As Long As I Can Hold My Breath
By Mohamed Thara
“As Long As I Can Hold My Breath” is an experimental video that tells the sinking of a migrant boat in the middle of the Mediterranean with an audiovisual recontextualization of archives of the sinking. The video shows swallows leaving Europe in autumn to winter in Africa. It is haunted by the tragedy of Lampedusa on October 3, 2013, off Libya, at the borders of Europe. A horror that turned into a nightmare when the 400 corpses came to the surface.
About the Artist
Mohamed Thara
Mohamed Thara was born in 1972 in Fez, Morocco. He lives and works between Bordeaux, and Paris. As a multidisciplinary artist, he holds a National Diploma (DNSEP) in Visual Arts a Master’s degree from the Ecole supérieure des Beaux-Arts de Bordeaux in France. After having trained in Paris in the different films and photography technics, first, at INA SUP (Audiovisual National Institute) and then at Arscipro (Professional Film School). Mohamed Thara is a Doctor in Aesthetics and Art Theory (Ph.D.) from Bordeaux-Montaigne University in France. Painter, photographer, video artist and multi-talented performer, he tries to extend the boundaries of painting with a very personal pictorial work that questions the ambiguity of the representation. His performances question the sense of "living together" and give his images the capacity to make us analyze the world we live in. Through his videos oscillating between tension and balance, giving birth and generating death, Mohamed questions the imminence of death to let us comprehend about life’s fragility.
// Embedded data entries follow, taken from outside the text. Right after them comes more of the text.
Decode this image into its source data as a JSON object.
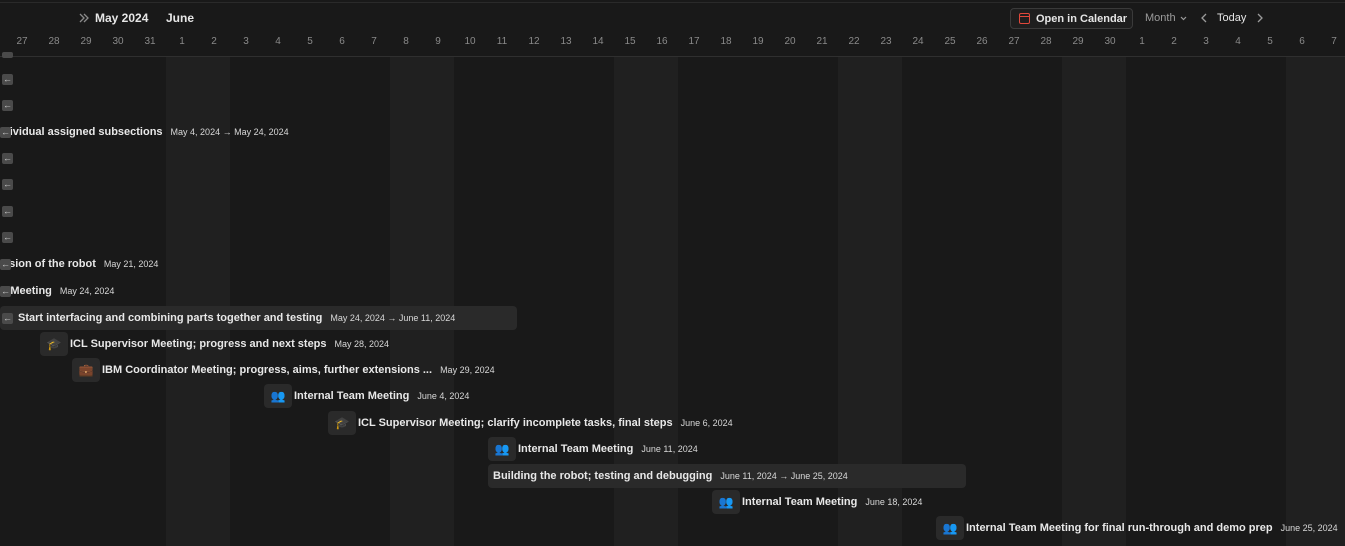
{
  "header": {
    "month_current": "May 2024",
    "month_next": "June",
    "open_in_calendar": "Open in Calendar",
    "view_mode": "Month",
    "today": "Today"
  },
  "days": [
    "27",
    "28",
    "29",
    "30",
    "31",
    "1",
    "2",
    "3",
    "4",
    "5",
    "6",
    "7",
    "8",
    "9",
    "10",
    "11",
    "12",
    "13",
    "14",
    "15",
    "16",
    "17",
    "18",
    "19",
    "20",
    "21",
    "22",
    "23",
    "24",
    "25",
    "26",
    "27",
    "28",
    "29",
    "30",
    "1",
    "2",
    "3",
    "4",
    "5",
    "6",
    "7"
  ],
  "events": [
    {
      "title": "dividual assigned subsections",
      "date": "May 4, 2024 → May 24, 2024"
    },
    {
      "title": "ssion of the robot",
      "date": "May 21, 2024"
    },
    {
      "title": "r Meeting",
      "date": "May 24, 2024"
    },
    {
      "title": "Start interfacing and combining parts together and testing",
      "date": "May 24, 2024 → June 11, 2024"
    },
    {
      "title": "ICL Supervisor Meeting; progress and next steps",
      "date": "May 28, 2024",
      "icon": "graduation-cap-icon"
    },
    {
      "title": "IBM Coordinator Meeting; progress, aims, further extensions ...",
      "date": "May 29, 2024",
      "icon": "briefcase-icon"
    },
    {
      "title": "Internal Team Meeting",
      "date": "June 4, 2024",
      "icon": "people-icon"
    },
    {
      "title": "ICL Supervisor Meeting; clarify incomplete tasks, final steps",
      "date": "June 6, 2024",
      "icon": "graduation-cap-icon"
    },
    {
      "title": "Internal Team Meeting",
      "date": "June 11, 2024",
      "icon": "people-icon"
    },
    {
      "title": "Building the robot; testing and debugging",
      "date": "June 11, 2024 → June 25, 2024"
    },
    {
      "title": "Internal Team Meeting",
      "date": "June 18, 2024",
      "icon": "people-icon"
    },
    {
      "title": "Internal Team Meeting for final run-through and demo prep",
      "date": "June 25, 2024",
      "icon": "people-icon"
    }
  ],
  "colors": {
    "background": "#191919",
    "weekend": "#202020",
    "card": "#2a2a2a",
    "calendar_icon": "#e0483b",
    "people_icon": "#c98b6a",
    "graduation_icon": "#2ea67a",
    "briefcase_icon": "#3a7fd5"
  }
}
His photographic work contains a promise of ritual writing, a thought rightly thrown into the world, a global and critical project about society through the moving image that raises many questions: history, memory, evil, identity, pain, chaos... Mohamed Thara has participated in numerous exhibitions around the world: The “Soho International Art Contest” in New York, USA (1999), the Biennale of Contemporary Art in Sharajah, United Emirates Arab (1995), the collective Grand Palais “Jeune Peinture” in Paris, France (1999), the “Mutation” at the Museum -(CAPC)- of Contemporary Art in Bordeaux (2001), France and also at the ZKM, Art and Media Museum in Karlsruhe, Germany (2017), at the Museum of Modern Art in Rio Janeiro, Brazil (2017), at the Kochi Musiris Biennale, in Kerala India (2017), the Venice Architecture Biennale (2018), at Rencontres de Bamako - African Biennale of Photography, Mali (2019), at the 13th Havana Biennale, Cuba (2019), at the 14th Biennale of Contemporary African Art in Dakar, Senegal (2020) and many other artistic events. Several private collectors from France, Morroco and abroad have acquired his work. His films have won numerous awards around the world.